И тут Карлсон засмеялся. Он хохотал, пока не почувствовал слабость. Он уселся на сломанную тележку и сидел, болтая ногами и смеясь над собой, пока звуки, вырывавшиеся из его горла, не показались ему чужими и неуместными. Тогда он резко оборвал смех и захлопнул дверь шкафа.

Панель управления радиосистемы глядела на него тысячей немигающих глаз. Карлсон пощелкал переключателями и последний раз проверил генераторы.

После этого он поднялся по узким ступенькам и подошел к окну.

Нужно было еще немного подождать, пока стемнеет, и он двинулся от окна к окну, нажимая кнопку «открыть» под каждым подоконником.


Затем дожевал остатки мяса, выпил бутылку воды и выкурил целых две сигареты. Сидя на ступеньках, он думал о тех днях, когда работал здесь вместе с Келли, Мерчисоном и Дижински, закручивая хвосты электронам, пока те не взвывали и не прыгали через стены, удирая в город…

Часы! Он вдруг вспомнил о них — на стене слева от двери, застывших на 9 часах 33 минутах и сорока восьми секундах.

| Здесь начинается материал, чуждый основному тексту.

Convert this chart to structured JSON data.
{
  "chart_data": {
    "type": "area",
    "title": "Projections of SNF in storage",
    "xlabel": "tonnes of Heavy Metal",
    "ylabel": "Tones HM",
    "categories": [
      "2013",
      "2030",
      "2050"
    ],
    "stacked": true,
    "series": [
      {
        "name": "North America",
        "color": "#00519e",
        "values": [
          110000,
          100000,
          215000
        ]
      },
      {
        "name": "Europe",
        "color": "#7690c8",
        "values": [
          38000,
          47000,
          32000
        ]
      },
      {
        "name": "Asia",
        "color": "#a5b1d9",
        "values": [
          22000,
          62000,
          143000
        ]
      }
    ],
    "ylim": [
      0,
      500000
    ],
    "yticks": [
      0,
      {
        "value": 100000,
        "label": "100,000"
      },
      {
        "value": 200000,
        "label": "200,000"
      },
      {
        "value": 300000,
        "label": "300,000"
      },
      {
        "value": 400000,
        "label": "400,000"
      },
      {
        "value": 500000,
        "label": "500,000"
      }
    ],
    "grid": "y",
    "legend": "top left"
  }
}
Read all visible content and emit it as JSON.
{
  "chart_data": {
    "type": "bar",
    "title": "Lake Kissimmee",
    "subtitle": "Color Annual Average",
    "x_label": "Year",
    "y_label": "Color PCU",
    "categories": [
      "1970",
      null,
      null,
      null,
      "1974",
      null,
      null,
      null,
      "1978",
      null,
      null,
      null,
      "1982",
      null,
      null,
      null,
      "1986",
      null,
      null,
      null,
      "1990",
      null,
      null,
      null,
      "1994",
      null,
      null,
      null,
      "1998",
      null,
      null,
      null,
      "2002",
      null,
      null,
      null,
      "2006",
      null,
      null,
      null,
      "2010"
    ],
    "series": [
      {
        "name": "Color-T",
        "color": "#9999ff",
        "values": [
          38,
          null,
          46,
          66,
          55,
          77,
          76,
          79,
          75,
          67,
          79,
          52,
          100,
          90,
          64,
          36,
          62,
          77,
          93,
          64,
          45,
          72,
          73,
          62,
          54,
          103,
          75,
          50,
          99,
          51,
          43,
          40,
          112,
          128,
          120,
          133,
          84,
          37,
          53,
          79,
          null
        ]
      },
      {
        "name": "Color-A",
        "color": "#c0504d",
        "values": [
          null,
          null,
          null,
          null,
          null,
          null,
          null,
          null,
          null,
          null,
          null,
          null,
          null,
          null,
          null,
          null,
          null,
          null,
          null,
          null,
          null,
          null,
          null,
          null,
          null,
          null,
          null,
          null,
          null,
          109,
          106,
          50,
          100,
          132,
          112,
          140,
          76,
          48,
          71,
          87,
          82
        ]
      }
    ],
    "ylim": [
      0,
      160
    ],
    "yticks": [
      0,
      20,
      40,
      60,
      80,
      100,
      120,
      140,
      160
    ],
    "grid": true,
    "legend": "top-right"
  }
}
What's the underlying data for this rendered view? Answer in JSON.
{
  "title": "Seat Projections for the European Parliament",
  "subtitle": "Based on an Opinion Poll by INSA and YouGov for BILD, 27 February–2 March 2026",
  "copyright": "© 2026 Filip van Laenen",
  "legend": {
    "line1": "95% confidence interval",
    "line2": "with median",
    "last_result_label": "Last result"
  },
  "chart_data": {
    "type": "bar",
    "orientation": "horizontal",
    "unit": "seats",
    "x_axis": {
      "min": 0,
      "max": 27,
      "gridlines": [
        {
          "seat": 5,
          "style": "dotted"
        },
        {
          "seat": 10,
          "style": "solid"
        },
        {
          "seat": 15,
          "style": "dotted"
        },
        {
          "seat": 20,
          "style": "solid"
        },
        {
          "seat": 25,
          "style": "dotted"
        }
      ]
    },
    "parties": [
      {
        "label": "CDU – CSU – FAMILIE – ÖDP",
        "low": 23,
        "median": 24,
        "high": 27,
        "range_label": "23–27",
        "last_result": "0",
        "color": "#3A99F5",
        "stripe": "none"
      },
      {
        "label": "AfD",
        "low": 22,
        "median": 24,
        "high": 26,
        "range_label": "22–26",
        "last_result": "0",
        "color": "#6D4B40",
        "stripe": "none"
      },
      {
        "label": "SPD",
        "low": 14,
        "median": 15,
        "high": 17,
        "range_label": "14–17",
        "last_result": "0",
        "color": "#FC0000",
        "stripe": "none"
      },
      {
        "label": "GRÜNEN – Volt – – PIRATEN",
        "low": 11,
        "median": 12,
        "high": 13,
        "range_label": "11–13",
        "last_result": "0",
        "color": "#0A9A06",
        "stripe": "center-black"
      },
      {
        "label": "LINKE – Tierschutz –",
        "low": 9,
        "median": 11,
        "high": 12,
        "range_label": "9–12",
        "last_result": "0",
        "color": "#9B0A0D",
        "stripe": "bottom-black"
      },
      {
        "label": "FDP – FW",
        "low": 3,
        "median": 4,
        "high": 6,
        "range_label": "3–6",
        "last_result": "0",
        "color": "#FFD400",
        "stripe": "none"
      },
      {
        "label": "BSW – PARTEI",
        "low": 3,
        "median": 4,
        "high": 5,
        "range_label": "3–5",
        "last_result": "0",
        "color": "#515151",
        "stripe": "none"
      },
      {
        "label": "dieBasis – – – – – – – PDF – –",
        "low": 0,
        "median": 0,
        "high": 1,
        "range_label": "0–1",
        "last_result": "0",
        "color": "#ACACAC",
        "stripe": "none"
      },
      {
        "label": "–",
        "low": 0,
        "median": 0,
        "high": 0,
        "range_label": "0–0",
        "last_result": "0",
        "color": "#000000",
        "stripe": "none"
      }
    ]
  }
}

Он принес раздвижную лесенку, поднялся по ней к циферблату и одним движением смахнул пыль с его скользкого, гладкого лица.

Теперь Карлсон был готов.

Он прошел к Воспламенителю и перекинул рубильник. Где-то ожили батареи, и когда в темноте шкафа тонкий острый стержень проткнул красный круг в стене куба, он услышал щелчок. Услышал и помчался по лестнице, размахивая руками, хватаясь за перила, затем подбежал к окну и ждал.

— Боже, — шептал он, — не дай им взорваться! Пожалуйста, не…

Темную вечность спустя генераторы начали жужжать. До него донесся треск и шорох помех с пульта радиосистемы, и он зажмурился. А затем все звуки умерли.

Он открыл глаза, когда вокруг него скользнули вверх окна — сотня высоких окон. Незрячие глаза пульта вспыхнули и уставились снизу на Карлсона, но он этого не заметил.

Он смотрел вниз, как зритель во время спектакля. И видел город. Его город.

Внизу сияли огни, не похожие на звезды. Огни затмевали их. Они были созвездием, воплощенным этим городом, где жили люди, построившие свои дома. Из разрозненных огней создавалась звездная карта: ровные ряды уличных фонарей, реклам, светящихся окон в коробках зданий, случайный пасьянс ярких квадратов, пробегающих по стенам небоскребов, прожектор, царапающий острием луча облака над городом.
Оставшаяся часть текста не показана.